New Pensions Minister should ‘hit the ground running’

The new Pensions Minister should “hit the ground running” and introduce real change in the sector, it has been said.

Following on from news of Pensions Minster Richard Harrington moving to the Department for Business Energy and Industrial Strategy, the pensions industry have outlined what they expect of the incoming Minister.

Barnett Waddingham senior consultant Malcolm McLean commented that “it is concerning to learn that Richard Harrington, who has been in the post for just under a year, is already moving on without a replacement having been announced.”

Following on from this, McLean added: “We would like to see Mr Harrington’s previous role upgraded to that of full Pensions Minister and if possible, the new post holder to be someone with the knowledge and understanding of pensions, someone who can hit the ground running.”

Old Mutual Wealth head of retirement policy Jon Greer agreed that there is a need for stability in the role. “The role of pensions minister has been used in a game of musical chairs for some time now.

The DWP’s announcement means: “12 ministers have taken the reins on pensions since the turn of the century.

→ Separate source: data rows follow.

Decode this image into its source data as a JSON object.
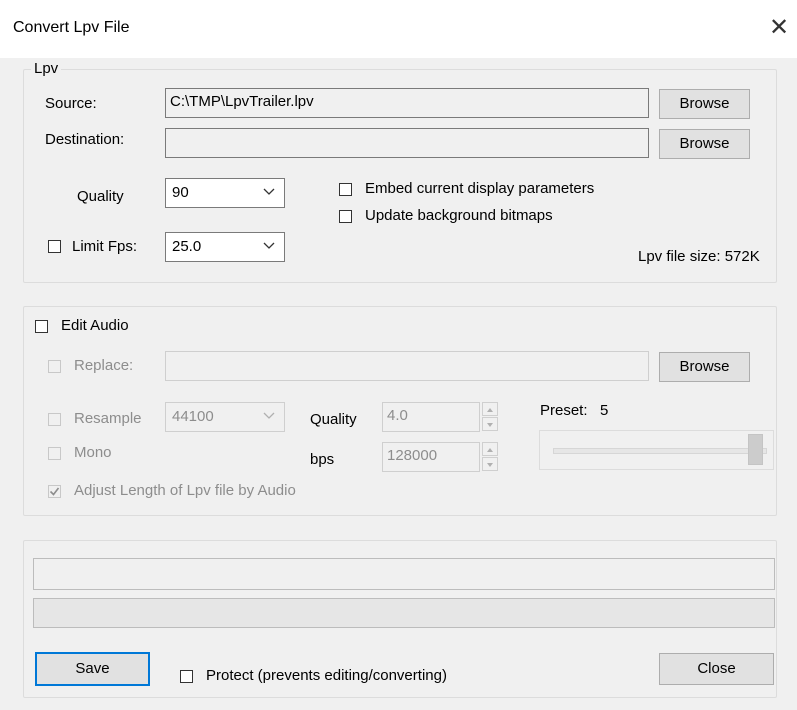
{
  "window": {
    "title": "Convert Lpv File",
    "close_glyph": "✕"
  },
  "lpv_group": {
    "label": "Lpv",
    "source_label": "Source:",
    "source_value": "C:\\TMP\\LpvTrailer.lpv",
    "destination_label": "Destination:",
    "destination_value": "",
    "browse_label": "Browse",
    "quality_label": "Quality",
    "quality_value": "90",
    "limit_fps_label": "Limit Fps:",
    "limit_fps_value": "25.0",
    "embed_label": "Embed current display parameters",
    "update_bg_label": "Update background bitmaps",
    "file_size_text": "Lpv file size: 572K"
  },
  "audio_group": {
    "edit_audio_label": "Edit Audio",
    "replace_label": "Replace:",
    "replace_value": "",
    "browse_label": "Browse",
    "resample_label": "Resample",
    "resample_value": "44100",
    "quality_label": "Quality",
    "quality_value": "4.0",
    "bps_label": "bps",
    "bps_value": "128000",
    "mono_label": "Mono",
    "adjust_label": "Adjust Length of Lpv file by Audio",
    "preset_label": "Preset:",
    "preset_value": "5"
  },
  "bottom": {
    "save_label": "Save",
    "protect_label": "Protect (prevents editing/converting)",
    "close_label": "Close"
  },
  "colors": {
    "focus": "#0078d7",
    "disabled_text": "#8d8d8d"
  }
}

Only the football management merry-go-round can compete for short-lived appointments,” Greer emphasised.

In comparison, Greet noted that “Where there has been stability, such as with Sir Steve Webb, the pensions minister until 2015, there was continuity around the delivery of auto-enrolment, which has probably been the single most important measure in decades in terms of promoting a savings culture.”

McLean agreed that the post has seen “constant change – up to the appointment of Steve Webb, who remained for a full five year term”.

Focusing on the policies the next minister should address, Hymans Robertson partner Chris Noon stated: “we’d like to see a fundamental review of long-term saving incentives that genuinely encourages all individuals to save for retirement and long-term care…the taper is a huge disincentive for pension saving for high earners, and their employers, who are being paralysed by the complexity of the system. This needs simplification.”

In addition, Noon expressed the need to retain the triple lock for the “foreseeable future”.

“The Government’s own figures show that the State Pension changes introduced in April 2016 have reduced the long-term costs of the State Pension by £8bn a year including the cost of the Triple Lock. Moving to a “Double Lock” will be the equivalent of a £250 a year reduction in State Pension and will have the most significant impact on low and middle-earners who rely on it most,” Noon said.

Furthermore, Greer suggested that the government should establish a cross-party independent commission. He commented: “Savers and the pensions industry can’t afford for government to make mistakes on key pensions policy and establishing a consultative approach to policymaking via an independent commission would be responsible step for any government to take if they are serious about building a healthy and sustainable savings culture.”